Las buenas intenciones: Los fallidos proyectos de turismo social.

Año con año se habla de los logros y avances que el Negocio del Turismo ha tenido. Normalmente México se ubica dentro de los 10 países con mayor número de visitantes, pero, en ocasiones, baja al doceavo lugar. El problema en estas estadísticas triunfalistas es que se van por la cantidad y no por la calidad. Si el turismo es un negocio, este debe producir utilidades y sucede que, la otra estadística que se lleva es la del ingreso. Digamos que si llegaron 20 millones esperamos que cada uno gaste una buena cantidad de dinero en nuestro país y sucede que México ya no está dentro de los diez países que más ingresos recibe por la vía turística, dicho de otro modo, nos vamos por el relumbrón de la décima posición en cuanto a número de visitantes pero en cuanto a ingresos no andamos en tan interesante posición. 

Pero, haciendo a un lado la cosa estadística y la económica, veamos un caso que en apariencia fue una buena intención pero que, al paso del tiempo se volvió un problema y, simplemente desapareció. Esto sucedió en el denominado "turismo social", el cual fue creado dentro del sexenio de Echeverría, luego impulsado durante el sexenio de López Portillo y en de Miguel de la Madrid también.
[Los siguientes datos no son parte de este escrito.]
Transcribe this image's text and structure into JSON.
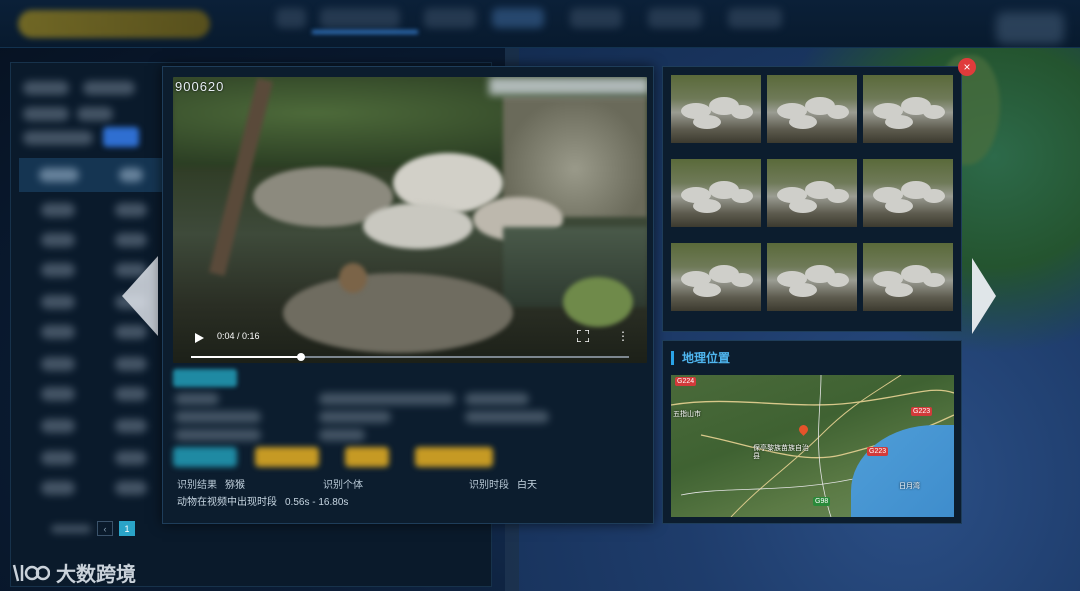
{
  "video": {
    "id_overlay": "900620",
    "time": "0:04 / 0:16",
    "progress": 0.25
  },
  "result": {
    "label_result": "识别结果",
    "value_result": "猕猴",
    "label_individual": "识别个体",
    "value_individual": "",
    "label_period": "识别时段",
    "value_period": "白天",
    "label_appear": "动物在视频中出现时段",
    "value_appear": "0.56s - 16.80s"
  },
  "geo": {
    "title": "地理位置",
    "roads": [
      "G224",
      "G223",
      "G223",
      "G98"
    ],
    "places": [
      "五指山市",
      "保亭黎族苗族自治县",
      "日月湾"
    ]
  },
  "pager": {
    "page": "1"
  },
  "close_icon": "×",
  "watermark": {
    "text": "大数跨境"
  }
}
Esto lo puedes ver en los artículos que en agosto publiqué relacionados al desarrollo del turismo en México y los informes de cada uno de los presidentes. La idea era buena, digamos que noble, especialmente para el sector juvenil. Todos fuimos jóvenes y todos en esos años dorados ansiamos viajar pero siempre con el agravante de los costos de alojamiento y transporte. Fue entonces que el gobierno federal a través de la Comisión Nacional del Deporte creó dos programas, el de la tarjeta Plan Joven, que te otorgaba descuentos en una buena cantidad de productos y servicios y el Sistema Nacional de Villas Deportivas Juveniles, los denominados CREA, cuyas siglas ignoro de dónde vengan.
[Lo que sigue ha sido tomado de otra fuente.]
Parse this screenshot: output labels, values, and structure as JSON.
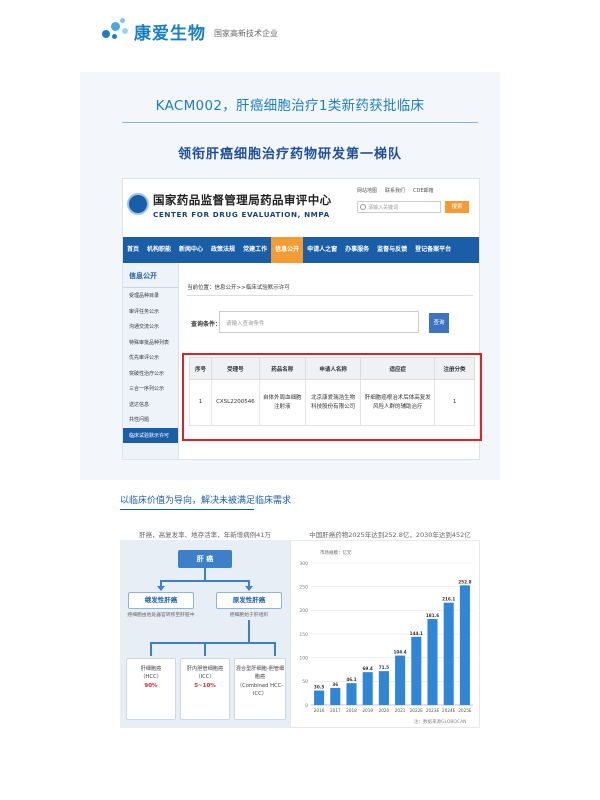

El CREA de Cancún (el que vemos en la fotografía) lo conocí muy bien, pues por allí pasaba diariamente durante al menos siete años, en ocasiones me iba a esa playa, que era la "playa de la juventud" y aprovechaba las regaderas que ese hostal (por ponerle ese nombre) tenía instaladas. Eran dormitorios colectivos, había una sala grade a la entrada y no recuerdo si tenían futbolitos o mesa de ping pong, pero algo había allí para el entretenimiento de sus huéspedes, seguramente un servicio de cocina... pero el proyecto quedó en buena intención, luego fue abandonado el espacio.

Otro proyecto que igual quedó en buena intención fue el del Hotel Escuela en La Paz, Baja California Sur, del cual no tengo mayores datos más que esta fotografía de 1977, pero si tu que lees esto sabes al respecto, te agradeceré nos lo compartas, lo digo especialmente por un lector de nombre Eduardo originario de La Paz que me deja comentarios en los artículos que he publicado sobre esa ciudad. 
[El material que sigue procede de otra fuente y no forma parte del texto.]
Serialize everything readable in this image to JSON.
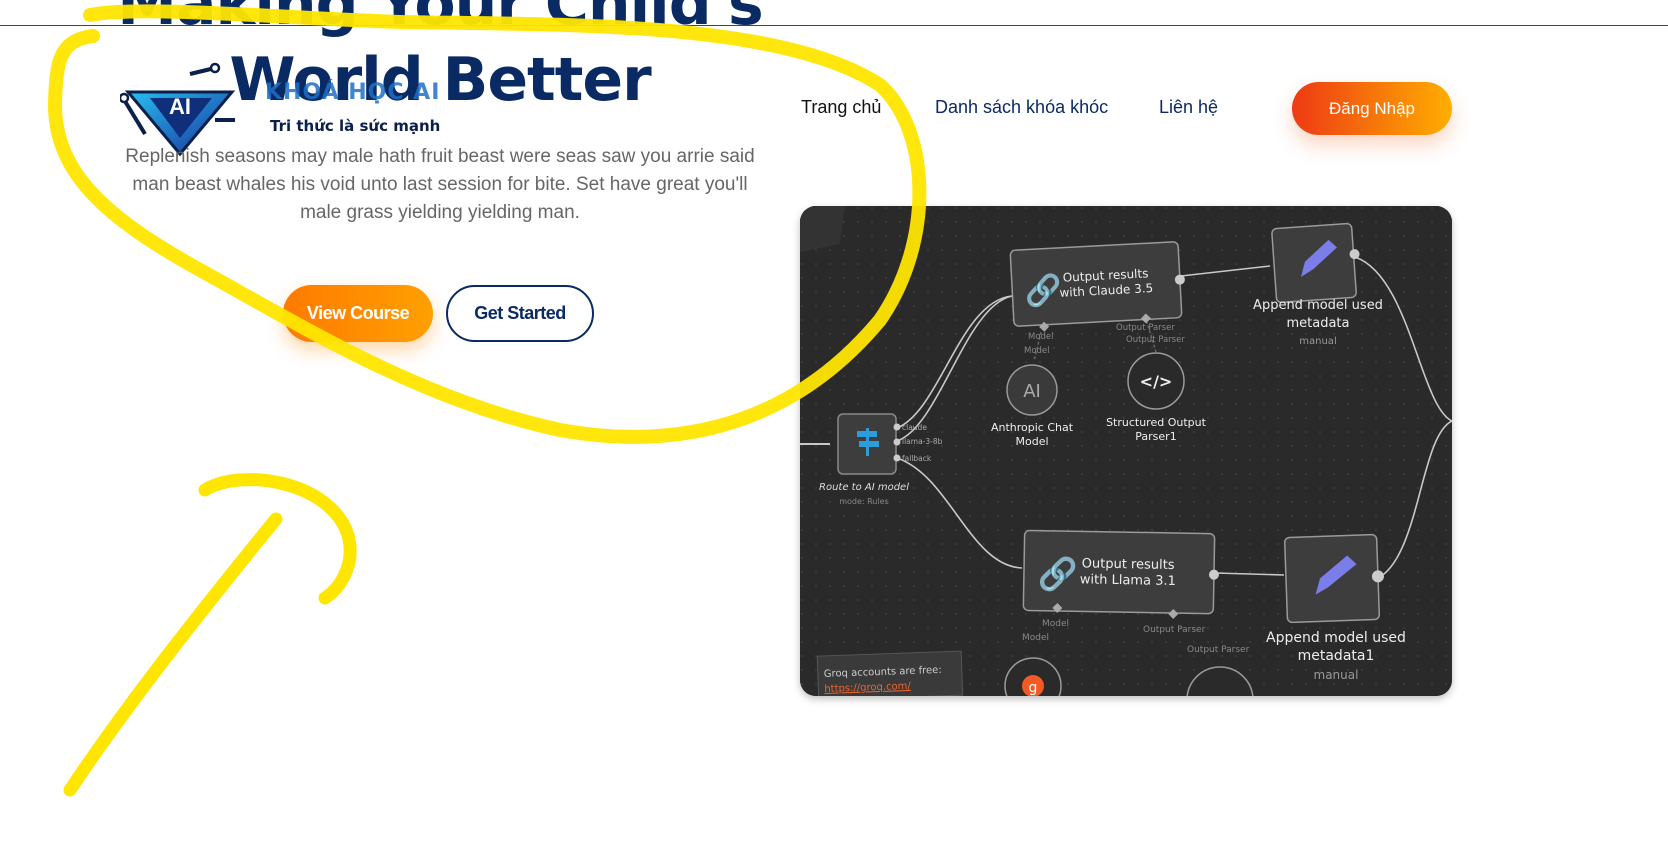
{
  "hero": {
    "title_line1": "Making Your Child's",
    "title_line2": "World Better",
    "description": "Replenish seasons may male hath fruit beast were seas saw you arrie said man beast whales his void unto last session for bite. Set have great you'll male grass yielding yielding man.",
    "view_course_label": "View Course",
    "get_started_label": "Get Started"
  },
  "brand": {
    "logo_text": "AI",
    "name": "KHOÁ HỌC AI",
    "tagline": "Tri thức là sức mạnh"
  },
  "nav": {
    "items": [
      {
        "label": "Trang chủ"
      },
      {
        "label": "Danh sách khóa khóc"
      },
      {
        "label": "Liên hệ"
      }
    ],
    "login_label": "Đăng Nhập"
  },
  "workflow": {
    "router": {
      "title": "Route to AI model",
      "subtitle": "mode: Rules",
      "outputs": [
        "claude",
        "llama-3-8b",
        "fallback"
      ]
    },
    "claude_node": {
      "label_line1": "Output results",
      "label_line2": "with Claude 3.5",
      "port_model": "Model",
      "port_parser": "Output Parser"
    },
    "append1": {
      "label_line1": "Append model used",
      "label_line2": "metadata",
      "sub": "manual"
    },
    "anthropic": {
      "label_line1": "Anthropic Chat",
      "label_line2": "Model",
      "port": "Model"
    },
    "parser1": {
      "label_line1": "Structured Output",
      "label_line2": "Parser1",
      "port": "Output Parser"
    },
    "llama_node": {
      "label_line1": "Output results",
      "label_line2": "with Llama 3.1",
      "port_model": "Model",
      "port_parser": "Output Parser"
    },
    "append2": {
      "label_line1": "Append model used",
      "label_line2": "metadata1",
      "sub": "manual"
    },
    "groq_sub_model": "Model",
    "groq_sub_parser": "Output Parser",
    "note_line1": "Groq accounts are free:",
    "note_line2": "https://groq.com/"
  },
  "colors": {
    "navy": "#0a2a63",
    "orange": "#ff8a00",
    "login_start": "#ee3a14",
    "login_end": "#ffae00",
    "highlighter": "#ffe600",
    "canvas": "#2a2a2a"
  }
}
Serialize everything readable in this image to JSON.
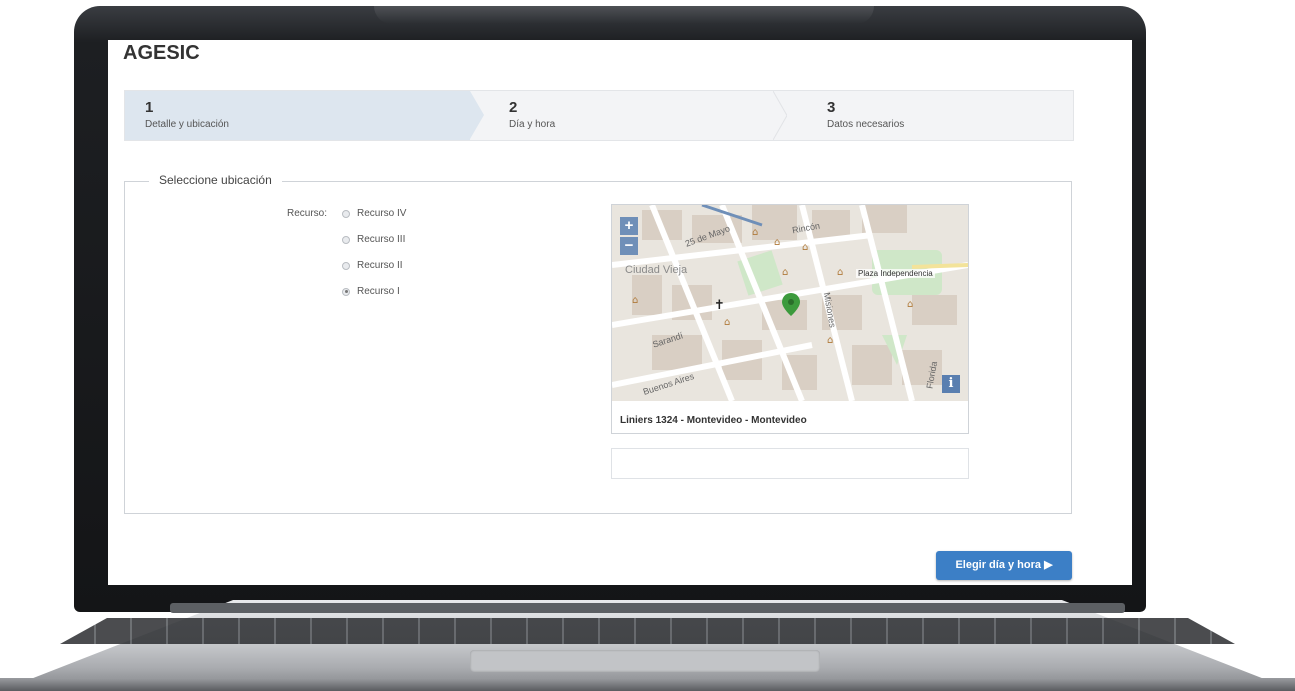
{
  "app": {
    "title": "AGESIC"
  },
  "steps": [
    {
      "number": "1",
      "label": "Detalle y ubicación",
      "active": true
    },
    {
      "number": "2",
      "label": "Día y hora",
      "active": false
    },
    {
      "number": "3",
      "label": "Datos necesarios",
      "active": false
    }
  ],
  "location": {
    "legend": "Seleccione ubicación",
    "resource_label": "Recurso:",
    "resources": [
      {
        "label": "Recurso IV",
        "selected": false
      },
      {
        "label": "Recurso III",
        "selected": false
      },
      {
        "label": "Recurso II",
        "selected": false
      },
      {
        "label": "Recurso I",
        "selected": true
      }
    ]
  },
  "map": {
    "zoom_in": "+",
    "zoom_out": "−",
    "info": "i",
    "labels": {
      "ciudad_vieja": "Ciudad Vieja",
      "plaza": "Plaza Independencia",
      "buenos_aires": "Buenos Aires",
      "sarandi": "Sarandí",
      "rincon": "Rincón",
      "mayo": "25 de Mayo",
      "misiones": "Misiones",
      "florida": "Florida"
    },
    "address": "Liniers 1324 - Montevideo - Montevideo",
    "marker_color": "#3c9a3c"
  },
  "address_input": {
    "value": ""
  },
  "actions": {
    "next": "Elegir día y hora ▶"
  },
  "colors": {
    "primary": "#3c7fc6",
    "active_step": "#dde6ef"
  }
}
En un seminario organizado por la UNAM, inaugurado el 6 de septiembre de 1993, uno de los ponentes, Saúl J. Figueroa López dijo respecto a los albergues juveniles que: "... por ello, el Estado, ha decidido ofrecer mayores oportunidades y opciones del uso del tiempo libre a través de los organismos gubernamentales, impulsando el turismo juvenil como una expresión del turismo popular que requiere especial atención y una práctica hasta cierto punto distinta de otras formas de recreación. Para lograrlo, la Comisión Nacional del Deporte ha contraído el compromiso de ofrecer servicios de recreación, de esparcimiento y turismo que contribuya al mejoramiento del nivel de vida de las mayorías y, en especial, de los jóvenes

Por ejemplo impulsa una serie de servicios, como las Villas Deportivas Juveniles, las que sin desatender el aspecto turístico, adicionalmente están orientadas a dar apoyo a los programas del deporte y de atención a la juventud, cuyo objetivo es fomentar y fortalecer el intercambio cultural y deportivo, y el de servir como alternativa del turismo social. En la actualidad, el Sistema Nacional de Villas Deportivas Juveniles se conforma de 25 villas distribuidas en 19 entidades federativas, ubicadas en zonas con tradición turística y con un gran atractivo cultural. Cuenta además con 22 campamentos juveniles en 12 estados de la república, en ellos se realizan actividades de campismo y excursionismo con la finalidad de mejorar la salud y despertar el respeto por la naturaleza, así como el valor de conservar el medio ambiente". (1)

Lo dicho, fueron solamente buenas intenciones.





Estas fotografías corresponden al CREA de Cancún tal y como se veía en marzo de 2013.

Fuentes:

1.- Seminario Importancia del Uso del Tiempo Libre. Ponente Saúl J. Figuero López. UNAM, México, 1995.

domingo, 30 de septiembre de 2012

Marquis McDonald y Howard E. Gulick, los que fotografiaron Baja California Sur e los 50s y 60s.

Baja California Sur se mantuvo durante años, más conectada y relacionada con los Estados Unidos que con México. No fue hasta 1974 que, una vez concluida la Carretera Transpeninsular y el sistema de transbordadores de La Paz, Santa Rosalía y Cabo San Lucas, estaban ya en operación hacia el macizo continental, que México, se dio cuenta de que esta parte olvidada del país, formaba parte de la federación. En 1950 Fernando Jordán, reportero de la revista Impacto, dio a conocer las maravillas que la península guardaba, especialmente la parte sur. Pero antes, viajeros de los Estados Unidos, como Marquis McDonald habían ya recorrido y fotografiado la península. Esto que vemos en la toma, es el camino entre San Antonio y Los Barriles, lo que luego se transformaría en Carretera Transpeninsular. Año de 1951.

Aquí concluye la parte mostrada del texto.